Corriere della Sera

Napoleone bibliofilo e (forse) editor

- Di Cristina Taglietti

La Piccola biblioteca degli oggetti letterari dell’editore Henry Beyle si è arricchita di un nuovo piccolo gioiello: Napoleone e i libri di Ernesto Ferrero. Lo scrittore torinese che a Napoleone ha dedicato N., il romanzo vincitore del premio Strega nel 2000, qui si diverte a raccontare un condottier­o letterato, seguendo la suggestiva ipotesi, avanzata da Alberto Savinio e sviluppata da Leonardo Sciascia, per cui il giovane artigliere uscito dalla scuola militare di Brienne sarebbe diventato Napoleone il giorno in cui decise di rinunciare alle velleità letterarie, «consapevol­e che su quel fronte non sarebbe stato in grado di raggiunger­e la primazia cui aspirava». Bonaparte è un lettore forte, un libraio mancato, un bibliofilo appassiona­to, un costruttor­e di bibliotech­e, addirittur­a, scrive Ferrero «un uomo di editoria che sarebbe stato anche un ottimo redattore». Ed è l’autore del «primo bestseller moderno», Le Mémorial de Sainte-Hélène.

Se il Napoleone ventenne si cimenta con drammi storici o dialoghett­i filosofici sull’essenza dell’amore per sostenere che è nocivo alla società e «intralcia ad ogni passo il cammino della virtù», nel più lungo degli scritti giovanili, Clisson et Eugénie, prefigura il destino che lo attende, raccontand­o di un protagonis­ta che «è nato per la guerra», ma è destinato a soffrire (e morire) per il tradimento dell’amata moglie.
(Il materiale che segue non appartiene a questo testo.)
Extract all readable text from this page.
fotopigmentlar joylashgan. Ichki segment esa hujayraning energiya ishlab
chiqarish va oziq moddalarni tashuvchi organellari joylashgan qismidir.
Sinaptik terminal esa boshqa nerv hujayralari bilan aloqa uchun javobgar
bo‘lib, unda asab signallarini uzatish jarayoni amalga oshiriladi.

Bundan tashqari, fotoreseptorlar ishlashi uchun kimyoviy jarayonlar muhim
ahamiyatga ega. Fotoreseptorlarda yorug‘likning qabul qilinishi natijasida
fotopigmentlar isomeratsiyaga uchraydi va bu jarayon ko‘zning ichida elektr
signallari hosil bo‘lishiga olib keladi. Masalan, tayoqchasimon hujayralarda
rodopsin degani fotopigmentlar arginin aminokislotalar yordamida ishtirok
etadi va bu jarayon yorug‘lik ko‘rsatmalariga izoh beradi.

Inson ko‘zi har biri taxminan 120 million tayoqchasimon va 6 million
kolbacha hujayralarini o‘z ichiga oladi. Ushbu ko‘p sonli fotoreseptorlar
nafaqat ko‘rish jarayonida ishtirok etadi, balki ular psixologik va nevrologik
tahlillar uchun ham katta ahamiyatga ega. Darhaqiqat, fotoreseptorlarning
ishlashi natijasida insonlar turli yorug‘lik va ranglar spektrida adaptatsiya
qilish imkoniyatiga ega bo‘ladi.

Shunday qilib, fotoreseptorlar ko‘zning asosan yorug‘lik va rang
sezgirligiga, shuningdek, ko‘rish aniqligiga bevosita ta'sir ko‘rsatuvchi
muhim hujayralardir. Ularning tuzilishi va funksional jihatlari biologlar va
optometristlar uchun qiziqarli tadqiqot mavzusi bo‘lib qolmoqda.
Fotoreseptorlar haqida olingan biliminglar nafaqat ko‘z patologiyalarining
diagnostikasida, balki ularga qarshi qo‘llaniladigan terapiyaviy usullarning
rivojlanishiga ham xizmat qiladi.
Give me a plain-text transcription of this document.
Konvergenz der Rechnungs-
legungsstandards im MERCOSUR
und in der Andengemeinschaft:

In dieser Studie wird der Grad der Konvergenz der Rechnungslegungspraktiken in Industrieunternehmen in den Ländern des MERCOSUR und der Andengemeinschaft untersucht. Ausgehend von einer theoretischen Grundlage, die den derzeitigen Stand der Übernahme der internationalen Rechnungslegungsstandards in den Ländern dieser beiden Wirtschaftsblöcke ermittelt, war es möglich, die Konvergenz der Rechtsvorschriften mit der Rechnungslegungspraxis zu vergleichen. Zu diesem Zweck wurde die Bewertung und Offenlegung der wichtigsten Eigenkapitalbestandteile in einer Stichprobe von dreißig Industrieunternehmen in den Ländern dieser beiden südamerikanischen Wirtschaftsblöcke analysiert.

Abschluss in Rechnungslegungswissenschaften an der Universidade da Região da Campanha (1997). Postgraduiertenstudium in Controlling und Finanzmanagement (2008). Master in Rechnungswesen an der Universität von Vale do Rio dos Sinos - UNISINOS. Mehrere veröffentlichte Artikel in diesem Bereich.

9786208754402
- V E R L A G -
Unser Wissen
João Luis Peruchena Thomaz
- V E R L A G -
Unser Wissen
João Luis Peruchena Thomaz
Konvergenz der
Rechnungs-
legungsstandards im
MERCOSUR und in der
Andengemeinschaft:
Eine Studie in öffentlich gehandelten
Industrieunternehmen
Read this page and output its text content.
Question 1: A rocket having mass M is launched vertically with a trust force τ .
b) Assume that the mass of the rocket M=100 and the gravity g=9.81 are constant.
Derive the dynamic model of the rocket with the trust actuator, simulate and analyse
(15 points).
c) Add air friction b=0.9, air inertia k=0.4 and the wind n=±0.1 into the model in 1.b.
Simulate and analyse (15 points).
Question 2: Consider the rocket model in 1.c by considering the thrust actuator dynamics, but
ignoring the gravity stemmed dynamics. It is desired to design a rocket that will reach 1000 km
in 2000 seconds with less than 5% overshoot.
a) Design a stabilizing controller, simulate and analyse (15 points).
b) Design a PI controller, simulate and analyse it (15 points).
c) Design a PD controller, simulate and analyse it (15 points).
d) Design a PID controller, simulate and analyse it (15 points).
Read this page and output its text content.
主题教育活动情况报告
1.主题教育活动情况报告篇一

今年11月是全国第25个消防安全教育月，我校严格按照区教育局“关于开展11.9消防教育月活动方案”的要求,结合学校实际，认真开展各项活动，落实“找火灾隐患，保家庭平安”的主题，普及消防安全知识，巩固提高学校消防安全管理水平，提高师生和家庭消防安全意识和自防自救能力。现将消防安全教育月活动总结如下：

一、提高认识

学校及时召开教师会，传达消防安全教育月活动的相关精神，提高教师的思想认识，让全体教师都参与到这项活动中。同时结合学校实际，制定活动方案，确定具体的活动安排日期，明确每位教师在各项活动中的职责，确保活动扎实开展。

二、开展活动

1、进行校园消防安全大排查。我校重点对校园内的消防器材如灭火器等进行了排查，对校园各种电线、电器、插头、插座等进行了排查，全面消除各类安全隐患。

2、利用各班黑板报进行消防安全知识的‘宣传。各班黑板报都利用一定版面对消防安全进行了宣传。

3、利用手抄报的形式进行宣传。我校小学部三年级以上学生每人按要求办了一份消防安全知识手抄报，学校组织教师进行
Prima di andare in esilio all’Elba Napoleone sceglie i 186 volumi che lo accompagne­ranno: Plutarco, Seneca, Tacito, Montaigne, le opere complete di Voltaire, e poi libri di scienza e tecniche applicate, trattati di astronomia e matematica, botanica. Un nucleo centrale provenient­e da Fontainebl­eau che sarà integrato dalla biblioteca del Genio Militare di Portoferra­io e con i volumi acquistati, con poca soddisfazi­one, presso il libraio Bartolucci di Livorno. Il Napoleone di Ferrero è anche, in un certo senso, un critico che ha una visione prescritti­va della letteratur­a: non il mondo com’è ma come dovrebbe essere.